UK Transport Minister Norman Baker yesterday announced a £113 million injection of funds for 30 local low-carbon transport schemes.
This, the second allocations of funds from the Department for Transport’s (DfT) Local Sustainable Transport Fund, aims to create a sustainable transport network while delivering economic growth.
Local authorities up and down England will receive up to £5 million in funding, with each £1 received from the DfT being matched with £1.19 from local authorities and other partners.
The successful schemes, which include public transport hubs, cycling infrastructure and a new ferry service, will be led by 29 English local authorities covering eight regions.
The biggest winners were Cambridgeshire, Bedfordshire, Derby, Devon, Gloucestershire, Lancashire and Portsmouth, which all received around £5 million.

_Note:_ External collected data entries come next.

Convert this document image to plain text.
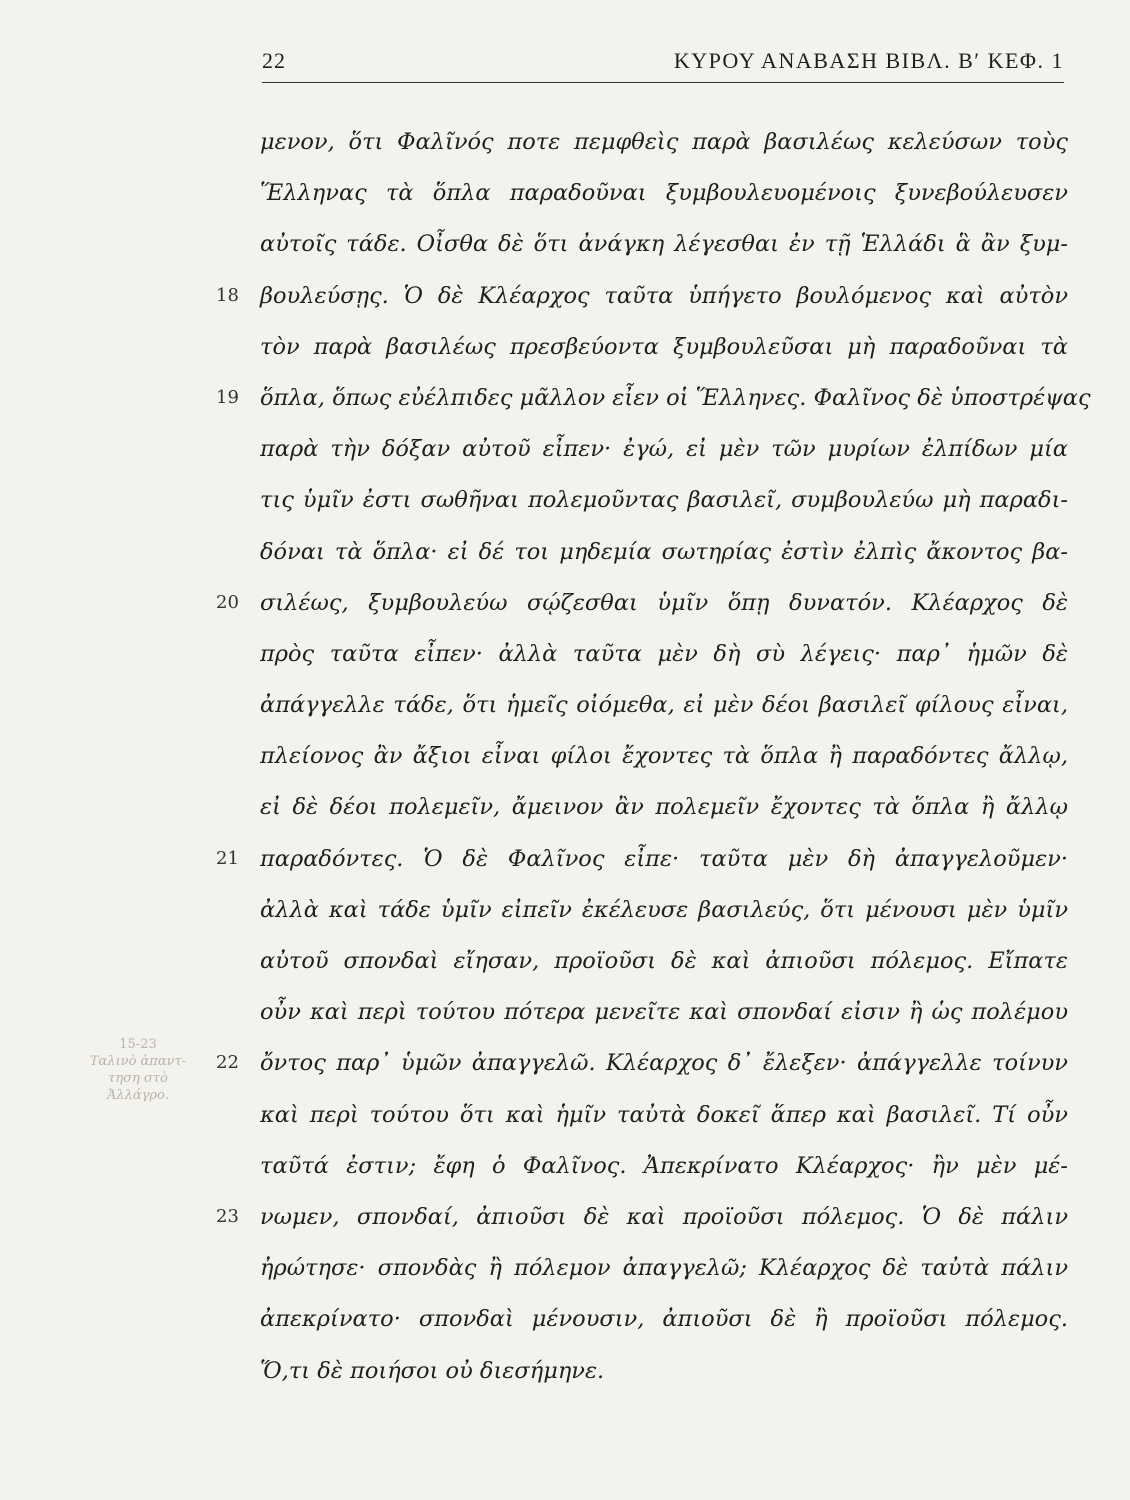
22	ΚΥΡΟΥ ΑΝΑΒΑΣΗ ΒΙΒΛ. Β′ ΚΕΦ. 1
μενον, ὅτι Φαλῖνός ποτε πεμφθεὶς παρὰ βασιλέως κελεύσων τοὺς
Ἕλληνας τὰ ὅπλα παραδοῦναι ξυμβουλευομένοις ξυνεβούλευσεν
αὐτοῖς τάδε. Οἶσθα δὲ ὅτι ἀνάγκη λέγεσθαι ἐν τῇ Ἑλλάδι ἃ ἂν ξυμ-
18 βουλεύσῃς. Ὁ δὲ Κλέαρχος ταῦτα ὑπήγετο βουλόμενος καὶ αὐτὸν
τὸν παρὰ βασιλέως πρεσβεύοντα ξυμβουλεῦσαι μὴ παραδοῦναι τὰ
19 ὅπλα, ὅπως εὐέλπιδες μᾶλλον εἶεν οἱ Ἕλληνες. Φαλῖνος δὲ ὑποστρέψας
παρὰ τὴν δόξαν αὐτοῦ εἶπεν· ἐγώ, εἰ μὲν τῶν μυρίων ἐλπίδων μία
τις ὑμῖν ἐστι σωθῆναι πολεμοῦντας βασιλεῖ, συμβουλεύω μὴ παραδι-
δόναι τὰ ὅπλα· εἰ δέ τοι μηδεμία σωτηρίας ἐστὶν ἐλπὶς ἄκοντος βα-
20 σιλέως, ξυμβουλεύω σῴζεσθαι ὑμῖν ὅπῃ δυνατόν. Κλέαρχος δὲ
πρὸς ταῦτα εἶπεν· ἀλλὰ ταῦτα μὲν δὴ σὺ λέγεις· παρ᾽ ἡμῶν δὲ
ἀπάγγελλε τάδε, ὅτι ἡμεῖς οἰόμεθα, εἰ μὲν δέοι βασιλεῖ φίλους εἶναι,
πλείονος ἂν ἄξιοι εἶναι φίλοι ἔχοντες τὰ ὅπλα ἢ παραδόντες ἄλλῳ,
εἰ δὲ δέοι πολεμεῖν, ἄμεινον ἂν πολεμεῖν ἔχοντες τὰ ὅπλα ἢ ἄλλῳ
21 παραδόντες. Ὁ δὲ Φαλῖνος εἶπε· ταῦτα μὲν δὴ ἀπαγγελοῦμεν·
ἀλλὰ καὶ τάδε ὑμῖν εἰπεῖν ἐκέλευσε βασιλεύς, ὅτι μένουσι μὲν ὑμῖν
αὐτοῦ σπονδαὶ εἴησαν, προϊοῦσι δὲ καὶ ἀπιοῦσι πόλεμος. Εἴπατε
οὖν καὶ περὶ τούτου πότερα μενεῖτε καὶ σπονδαί εἰσιν ἢ ὡς πολέμου
22 ὄντος παρ᾽ ὑμῶν ἀπαγγελῶ. Κλέαρχος δ᾽ ἔλεξεν· ἀπάγγελλε τοίνυν
καὶ περὶ τούτου ὅτι καὶ ἡμῖν ταὐτὰ δοκεῖ ἅπερ καὶ βασιλεῖ. Τί οὖν
ταῦτά ἐστιν; ἔφη ὁ Φαλῖνος. Ἀπεκρίνατο Κλέαρχος· ἢν μὲν μέ-
23 νωμεν, σπονδαί, ἀπιοῦσι δὲ καὶ προϊοῦσι πόλεμος. Ὁ δὲ πάλιν
ἠρώτησε· σπονδὰς ἢ πόλεμον ἀπαγγελῶ; Κλέαρχος δὲ ταὐτὰ πάλιν
ἀπεκρίνατο· σπονδαὶ μένουσιν, ἀπιοῦσι δὲ ἢ προϊοῦσι πόλεμος.
Ὅ,τι δὲ ποιήσοι οὐ διεσήμηνε.
15-23
Ταλινὸ ἀπαντ-
τηση στὸ
Ἀλλάγρο.
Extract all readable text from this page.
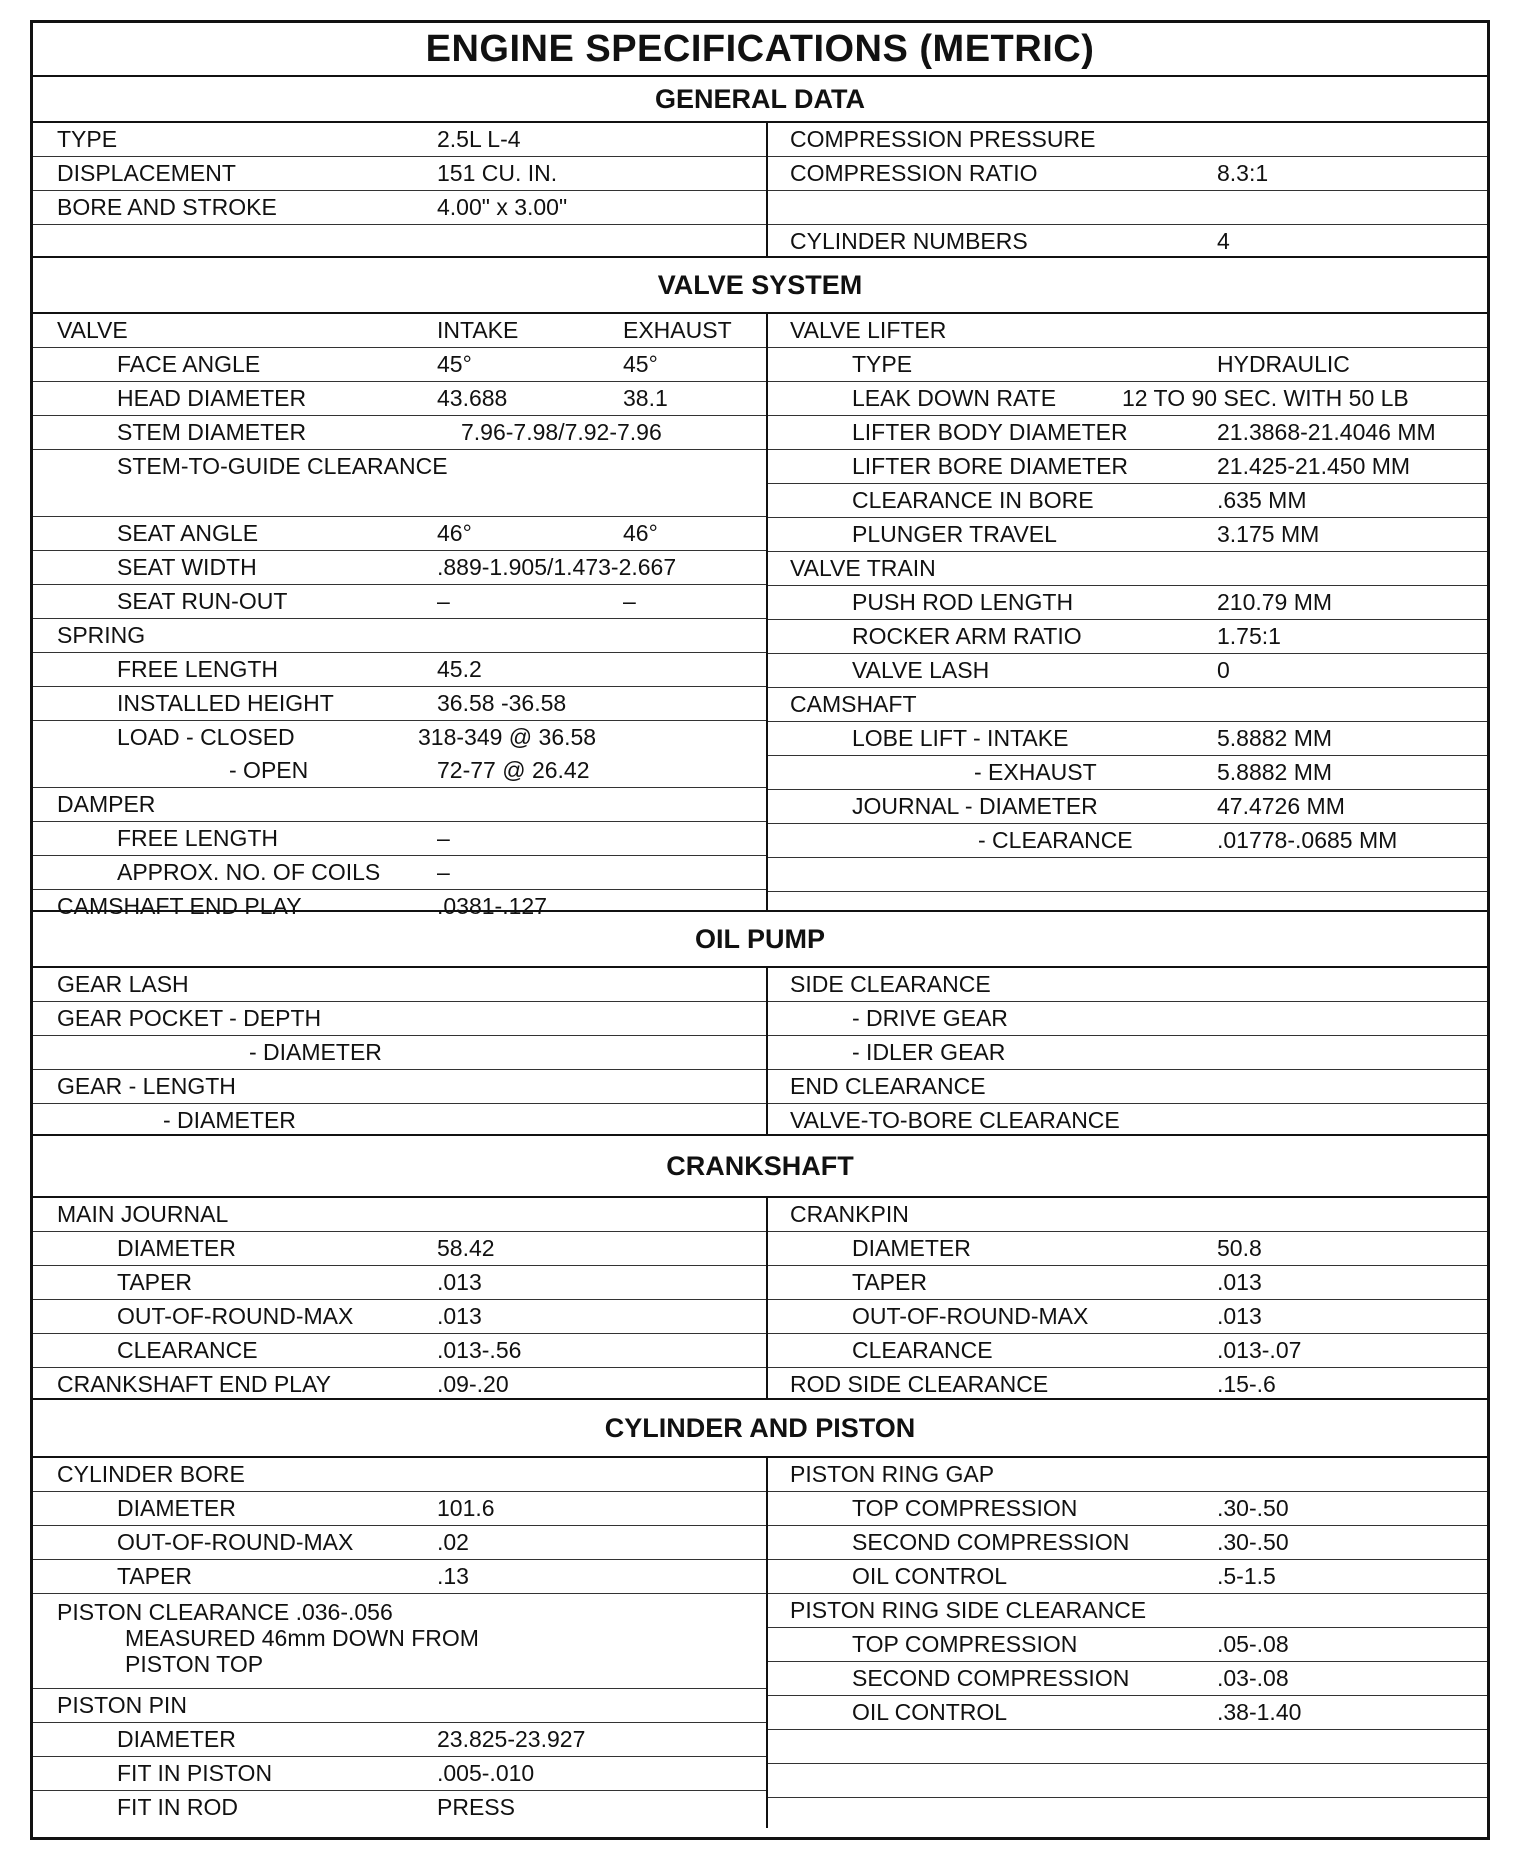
ENGINE SPECIFICATIONS (METRIC)
GENERAL DATA
TYPE	2.5L L-4
DISPLACEMENT	151 CU. IN.
BORE AND STROKE	4.00" x 3.00"
COMPRESSION PRESSURE
COMPRESSION RATIO	8.3:1
CYLINDER NUMBERS	4
VALVE SYSTEM
VALVE	INTAKE	EXHAUST
FACE ANGLE	45°	45°
HEAD DIAMETER	43.688	38.1
STEM DIAMETER	7.96-7.98/7.92-7.96
STEM-TO-GUIDE CLEARANCE
SEAT ANGLE	46°	46°
SEAT WIDTH	.889-1.905/1.473-2.667
SEAT RUN-OUT	–	–
SPRING
FREE LENGTH	45.2
INSTALLED HEIGHT	36.58 -36.58
LOAD - CLOSED	318-349 @ 36.58
- OPEN	72-77 @ 26.42
DAMPER
FREE LENGTH	–
APPROX. NO. OF COILS –
CAMSHAFT END PLAY	.0381-.127
VALVE LIFTER
TYPE	HYDRAULIC
LEAK DOWN RATE	12 TO 90 SEC. WITH 50 LB
LIFTER BODY DIAMETER	21.3868-21.4046 MM
LIFTER BORE DIAMETER	21.425-21.450 MM
CLEARANCE IN BORE	.635 MM
PLUNGER TRAVEL	3.175 MM
VALVE TRAIN
PUSH ROD LENGTH	210.79 MM
ROCKER ARM RATIO	1.75:1
VALVE LASH	0
CAMSHAFT
LOBE LIFT - INTAKE	5.8882 MM
- EXHAUST	5.8882 MM
JOURNAL - DIAMETER	47.4726 MM
- CLEARANCE	.01778-.0685 MM
OIL PUMP
GEAR LASH
GEAR POCKET - DEPTH
- DIAMETER
GEAR - LENGTH
- DIAMETER
SIDE CLEARANCE
- DRIVE GEAR
- IDLER GEAR
END CLEARANCE
VALVE-TO-BORE CLEARANCE
CRANKSHAFT
MAIN JOURNAL
DIAMETER	58.42
TAPER	.013
OUT-OF-ROUND-MAX	.013
CLEARANCE	.013-.56
CRANKSHAFT END PLAY	.09-.20
CRANKPIN
DIAMETER	50.8
TAPER	.013
OUT-OF-ROUND-MAX	.013
CLEARANCE	.013-.07
ROD SIDE CLEARANCE	.15-.6
CYLINDER AND PISTON
CYLINDER BORE
DIAMETER	101.6
OUT-OF-ROUND-MAX	.02
TAPER	.13
PISTON CLEARANCE .036-.056
MEASURED 46mm DOWN FROM
PISTON TOP
PISTON PIN
DIAMETER	23.825-23.927
FIT IN PISTON	.005-.010
FIT IN ROD	PRESS
PISTON RING GAP
TOP COMPRESSION	.30-.50
SECOND COMPRESSION	.30-.50
OIL CONTROL	.5-1.5
PISTON RING SIDE CLEARANCE
TOP COMPRESSION	.05-.08
SECOND COMPRESSION	.03-.08
OIL CONTROL	.38-1.40
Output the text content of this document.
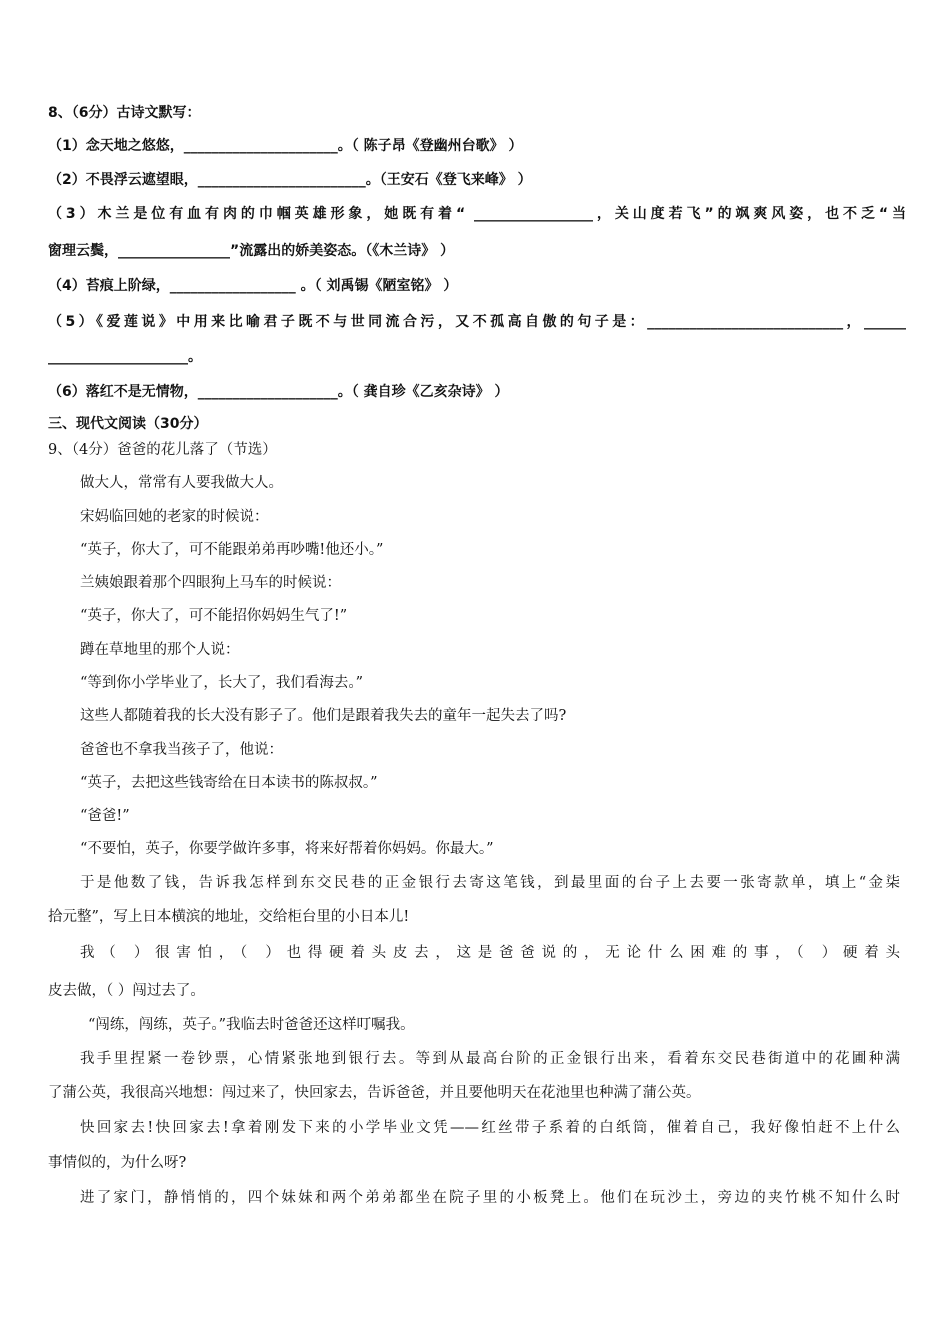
8、（6分）古诗文默写：
（1）念天地之悠悠，______________________。（ 陈子昂《登幽州台歌》 ）
（2）不畏浮云遮望眼，________________________。（王安石《登飞来峰》 ）
（3）木兰是位有血有肉的巾帼英雄形象，她既有着“ _________________，关山度若飞”的飒爽风姿，也不乏“当
窗理云鬓，________________”流露出的娇美姿态。（《木兰诗》 ）
（4）苔痕上阶绿，__________________ 。（ 刘禹锡《陋室铭》 ）
（5）《爱莲说》中用来比喻君子既不与世同流合污，又不孤高自傲的句子是：____________________________，______
____________________。
（6）落红不是无情物，____________________。（ 龚自珍《乙亥杂诗》 ）
三、现代文阅读（30分）
9、（4分）爸爸的花儿落了（节选）
做大人，常常有人要我做大人。
宋妈临回她的老家的时候说：
“英子，你大了，可不能跟弟弟再吵嘴!他还小。”
兰姨娘跟着那个四眼狗上马车的时候说：
“英子，你大了，可不能招你妈妈生气了!”
蹲在草地里的那个人说：
“等到你小学毕业了，长大了，我们看海去。”
这些人都随着我的长大没有影子了。他们是跟着我失去的童年一起失去了吗?
爸爸也不拿我当孩子了，他说：
“英子，去把这些钱寄给在日本读书的陈叔叔。”
“爸爸!”
“不要怕，英子，你要学做许多事，将来好帮着你妈妈。你最大。”
于是他数了钱，告诉我怎样到东交民巷的正金银行去寄这笔钱，到最里面的台子上去要一张寄款单，填上“金柒
拾元整”，写上日本横滨的地址，交给柜台里的小日本儿!
我（ ）很害怕，（ ）也得硬着头皮去，这是爸爸说的，无论什么困难的事，（ ）硬着头
皮去做，（ ）闯过去了。
“闯练，闯练，英子。”我临去时爸爸还这样叮嘱我。
我手里捏紧一卷钞票，心情紧张地到银行去。等到从最高台阶的正金银行出来，看着东交民巷街道中的花圃种满
了蒲公英，我很高兴地想：闯过来了，快回家去，告诉爸爸，并且要他明天在花池里也种满了蒲公英。
快回家去!快回家去!拿着刚发下来的小学毕业文凭——红丝带子系着的白纸筒，催着自己，我好像怕赶不上什么
事情似的，为什么呀?
进了家门，静悄悄的，四个妹妹和两个弟弟都坐在院子里的小板凳上。他们在玩沙土，旁边的夹竹桃不知什么时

Meanwhile, the Isle of Wight will use its £3.95 million share to improve its sustainable transport network as part of its bid to become a green tourism destination.
Other schemes in cities including Slough and Stafford will spend around £4.3 million reducing rush congestion by improving public transport, cycling provision and encouraging walking.
In Durham, meanwhile, the county council will work with national charity Living Streets to increase the number of school children walking to school.
“By investing in these projects we are signalling our commitment to green growth which will help to kick-start economic activity in local areas while improving access to healthier forms of transport and addressing the problem of climate change,” commented Baker in a statement.